Hacker News new | ask | show | jobs
by cvoss 605 days ago
> What’s a more realistic scenario here? Your manager stands up to their entire chain of command...

She should try, at the very least. Otherwise you have a bad manager. Your manager's job is to look out for what's best for the team, not to answer to a chain of command. This isn't the military.

If any employee, at any level, can't have a constructive conversation with the level above about what the level above has gotten wrong, you have a busted company culture.

Remember, you, the IC, are supposed to be the expert at your programming job. Your manager doesn't have that expertise, but she is supposed to be the expert at understanding what you're up to. Her manager doesn't have that expertise, so the second line manager should depend on your manager for that information, rather than dictate down manifestly inadequate productivity measures.

4 comments

>> Your manager's job is to look out for what's best for the team, not to answer to a chain of command. This isn't the military.

Aside from the naïve understanding of military culture, an organization full of managers looking only to promote and protect their teams is equally unhealthy. Dilbert spoke of "battling business units" whereby each team fought against one another to promote themselves. Not good. A manager must represent their team upwards to the higher chain, but must also represents the higher chain downwards. It is always two-way conversation.

Additionally, if your organization doesn't have the kind of culture where managers do this, then you should get out as soon as you can. It is the kind of place that doesn't value quality because quality is too hard to measure. Start looking for a different place and don't stop looking until you do.
A police officer sees a drunkard under a streetlamp and asks him what is the matter. He says that he dropped his keys, and the officer asks him where he dropped them. He points off to the side and says that he dropped them over there, but "the light is better here".
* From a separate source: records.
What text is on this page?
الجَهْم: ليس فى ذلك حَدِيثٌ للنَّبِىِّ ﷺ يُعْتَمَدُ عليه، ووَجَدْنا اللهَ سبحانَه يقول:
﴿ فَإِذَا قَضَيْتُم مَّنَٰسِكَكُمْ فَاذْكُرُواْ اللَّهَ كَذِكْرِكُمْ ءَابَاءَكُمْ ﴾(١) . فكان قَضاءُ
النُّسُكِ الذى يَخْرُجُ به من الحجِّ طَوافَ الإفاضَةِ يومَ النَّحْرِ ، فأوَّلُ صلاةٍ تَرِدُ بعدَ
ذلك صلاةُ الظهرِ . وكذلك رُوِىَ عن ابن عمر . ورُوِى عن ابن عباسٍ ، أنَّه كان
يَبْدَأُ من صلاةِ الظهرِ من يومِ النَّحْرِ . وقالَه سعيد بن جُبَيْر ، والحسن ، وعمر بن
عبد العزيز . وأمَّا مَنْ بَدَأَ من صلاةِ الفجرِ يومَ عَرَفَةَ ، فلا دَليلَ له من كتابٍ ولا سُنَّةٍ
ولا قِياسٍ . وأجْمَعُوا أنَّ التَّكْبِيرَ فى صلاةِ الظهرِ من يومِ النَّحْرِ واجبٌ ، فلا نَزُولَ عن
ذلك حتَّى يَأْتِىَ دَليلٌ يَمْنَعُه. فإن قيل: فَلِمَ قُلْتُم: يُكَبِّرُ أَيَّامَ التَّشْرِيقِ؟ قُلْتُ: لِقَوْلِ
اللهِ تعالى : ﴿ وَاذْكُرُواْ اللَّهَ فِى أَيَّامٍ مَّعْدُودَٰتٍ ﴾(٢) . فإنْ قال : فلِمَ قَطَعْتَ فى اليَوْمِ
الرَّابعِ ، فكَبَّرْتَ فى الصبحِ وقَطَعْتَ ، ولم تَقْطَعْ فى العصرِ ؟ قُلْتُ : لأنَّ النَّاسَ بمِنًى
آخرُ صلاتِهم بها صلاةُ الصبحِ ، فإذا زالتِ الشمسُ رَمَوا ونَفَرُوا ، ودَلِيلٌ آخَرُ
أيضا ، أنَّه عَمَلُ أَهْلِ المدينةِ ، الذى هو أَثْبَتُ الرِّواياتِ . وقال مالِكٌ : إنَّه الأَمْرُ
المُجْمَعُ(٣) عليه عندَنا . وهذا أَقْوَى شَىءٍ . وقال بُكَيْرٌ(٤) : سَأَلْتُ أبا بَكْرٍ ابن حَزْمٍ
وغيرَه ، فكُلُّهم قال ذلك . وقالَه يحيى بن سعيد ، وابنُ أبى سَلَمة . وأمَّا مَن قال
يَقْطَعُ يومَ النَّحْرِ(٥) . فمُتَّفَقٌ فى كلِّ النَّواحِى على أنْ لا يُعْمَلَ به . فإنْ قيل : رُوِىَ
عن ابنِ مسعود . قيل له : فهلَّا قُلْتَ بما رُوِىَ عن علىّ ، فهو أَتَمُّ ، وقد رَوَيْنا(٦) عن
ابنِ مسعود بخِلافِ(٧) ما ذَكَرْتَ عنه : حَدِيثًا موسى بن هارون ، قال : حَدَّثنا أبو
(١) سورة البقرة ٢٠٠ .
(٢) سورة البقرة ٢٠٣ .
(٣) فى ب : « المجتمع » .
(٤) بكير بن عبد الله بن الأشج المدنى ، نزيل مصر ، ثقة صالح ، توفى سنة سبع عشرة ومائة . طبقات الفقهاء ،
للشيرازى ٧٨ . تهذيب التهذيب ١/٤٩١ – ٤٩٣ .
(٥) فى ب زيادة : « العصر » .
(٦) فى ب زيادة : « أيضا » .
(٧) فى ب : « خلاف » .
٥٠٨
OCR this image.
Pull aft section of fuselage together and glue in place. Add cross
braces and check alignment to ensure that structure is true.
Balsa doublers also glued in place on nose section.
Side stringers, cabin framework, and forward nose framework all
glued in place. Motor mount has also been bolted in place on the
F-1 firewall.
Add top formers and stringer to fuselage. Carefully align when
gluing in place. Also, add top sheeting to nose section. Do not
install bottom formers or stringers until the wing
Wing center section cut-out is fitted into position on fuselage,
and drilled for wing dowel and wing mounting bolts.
> because quality is too hard to measure

This is the heart of it. A common business school trope that leaks everywhere is to be data-driven. This is fine up to a point. Once you realize that you can't measure actual quality, and decide to measure something else and call it quality, you are now part of a management structure whose goal is the preservation of the management structure.

Then she will eventually get pushed out. You can't fight the culture of your leadership forever.
> You can't fight the culture of your leadership forever.

Depends where you work. I've been at a big company where the leadership cycled at a pretty regular pace; don't like the current leadership, just wait and see if you like the next set; in the mean time, hope for benign neglect; leadership is busy, maybe they'll just leave you alone. OTOH, I've also worked at companies where the CEO is the founder and still has majority votes --- leadership cycling was a lot less at those places.

> Your manager's job is to look out for what's best for the team, not to answer to a chain of command. This isn't the military.

No, your manager's job is to make their boss look good. This trickles up to making the CEO look good to the board and ultimately the investors/shareholders.

Depends if you work for a shit company or not.

From the comments here, I think some have only _ever_ worked for shit companies. Other kinds of places do exist!

No that's just private equity, and public companies. Real companies, companies that sell stuff or services to others as the way they make money, have to deliver stuff to customers. The whole company has to answer to the customer.